Automorphy and adjoint Selmer groups over CM fields

CM 场上的自同构和伴随 Selmer 群

• 批准号: RGPIN-2020-05915
• 负责人: Allen, Patrick
• 金额: $ 1.89万
• 依托单位: McGill University
• 依托单位国家: 加拿大
• 项目类别: Discovery Grants Program - Individual
• 财政年份: 2022
• 资助国家: 加拿大
• 起止时间: 2022-01-01 至 2023-12-31
• 项目状态: 已结题
• 来源: https://www.nserc-crsng.gc.ca/ase-oro/Details-Detailles_eng.asp?id=758896
• 关键词: Automorphy; adjoint; Selmer; groups; over

One of the great advances in modern algebraic number theory was the proof of the Shimura-Taniyama conjecture, the statement of which is that every rational elliptic curve is modular. A rational elliptic curve can be thought of as the set of points satisfying a simple polynomial equation, while a modular form is a certain type of holomorphic function on the complex upper half plane. The Shimura-Taniyama conjecture roughly says that for all but finitely many primes p, the number of solutions modulo p of the equation describing the can be read off from the Fourier coefficients of some modular form. This amazing idea that an arithmetic object, the elliptic curve, should be related to an (at first glance!) analytic object, the modular form, is now viewed as part of a philosophy of Langlands that has strongly influenced number theory and related areas in the past 40 years. It's remarkable that 25 years after Wiles's breakthrough work, we still can't prove the natural generalization over imaginary quadratic fields. However, in joint work with many coauthors, we are just now starting to break serious ground on this problem, and things are moving at an exciting pace. For example, in joint work with Caraiani, Calegari, Gee, Helm, Le Hung, Newton, Scholze, Taylor, and Thorne, we prove potential automorphy of elliptic curves over CM fields, i.e. that an elliptic curve becomes modular over finite extension. We furthermore prove the Sato-Tate conjecture for elliptic curves over CM fields, and new cases of the Ramanujan conjecture. In more recent joint work with Khare and Thorne, we prove actual automorphy for a positive proportion of elliptic curves over imaginary quadratic fields, in particular implying that their L-functions admit analytic continuation. These works contain powerful results and fruitful new ideas. This proposal deals with a number of applications of these new techniques and results. In particular, we aim to improve our knowledge of local-global compatibility in the Langlands program and treat conjectures of Bloch-Kato and Perrin-Riou (in the adjoint case). We also aim to establish the automorphy of semistable elliptic curves over imaginary quadratic fields. Finally, we propose a multifaceted approach to studying derived structure in Langlands program and Venkatesh's program.

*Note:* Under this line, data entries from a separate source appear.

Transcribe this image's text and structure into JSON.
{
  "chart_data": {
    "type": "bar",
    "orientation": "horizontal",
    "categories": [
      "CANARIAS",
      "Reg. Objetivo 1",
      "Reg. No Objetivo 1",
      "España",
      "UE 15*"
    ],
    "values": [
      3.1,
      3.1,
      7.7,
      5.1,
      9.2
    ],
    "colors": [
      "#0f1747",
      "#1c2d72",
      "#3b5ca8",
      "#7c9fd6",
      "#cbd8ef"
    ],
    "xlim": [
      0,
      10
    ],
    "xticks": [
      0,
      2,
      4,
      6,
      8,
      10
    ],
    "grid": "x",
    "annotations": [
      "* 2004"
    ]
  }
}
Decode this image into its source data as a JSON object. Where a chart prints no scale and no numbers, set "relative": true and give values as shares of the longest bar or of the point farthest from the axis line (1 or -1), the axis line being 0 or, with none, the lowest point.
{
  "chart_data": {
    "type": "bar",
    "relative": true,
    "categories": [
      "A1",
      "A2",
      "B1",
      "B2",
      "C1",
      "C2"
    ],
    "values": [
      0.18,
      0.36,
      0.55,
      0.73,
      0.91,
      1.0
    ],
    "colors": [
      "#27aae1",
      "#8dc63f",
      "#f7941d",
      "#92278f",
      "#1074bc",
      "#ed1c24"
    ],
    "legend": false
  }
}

现代代数数论的一个重大进展是志村-谷山猜想的证明，其中的陈述是每一条有理椭圆曲线都是模的。有理椭圆曲线可以被认为是满足简单多项式方程的点的集合，而模形式是复上半平面上的某种类型的全纯函数。志村-谷山猜想粗略地说，对于除了100个素数p之外的所有素数，描述的方程模p的解的个数可以从某种模形式的傅里叶系数中读出。这个惊人的想法，一个算术对象，椭圆曲线，应该与一个（乍一看！）分析对象，模形式，现在被视为朗兰兹哲学的一部分，在过去的40年里，朗兰兹哲学对数论和相关领域产生了强烈的影响。值得注意的是，在怀尔斯的突破性工作25年后，我们仍然不能证明虚二次域上的自然推广。然而，在与许多合著者的联合工作中，我们现在才开始在这个问题上取得重大进展，事情正在以令人兴奋的速度发展。例如，在与Caraiani，Calegari，Gee，Helm，Le Hung，Newton，Scholze，Taylor和Thorne的联合工作中，我们证明了CM域上椭圆曲线的潜在自同构，即椭圆曲线在有限扩展上变得模化。我们进一步证明了CM域上椭圆曲线的Sato-Tate猜想，以及Ramanujan猜想的新的情形。在最近的联合工作与哈雷和索恩，我们证明了实际的自同构的正比例的椭圆曲线在虚二次领域，特别是这意味着他们的L-功能承认解析延续。 这些作品包含了强大的成果和富有成效的新思想。本建议涉及这些新技术和结果的一些应用。特别是，我们的目标是提高我们的知识的局部-全局相容性的朗兰兹程序和治疗的Bloch-Kato和Perrin-Riou（在伴随的情况下）的代数。我们的目标也是建立虚二次域上半稳定椭圆曲线的自同构。最后，我们提出了一个多方面的方法来研究衍生结构的Langlands程序和Venkatesh的程序。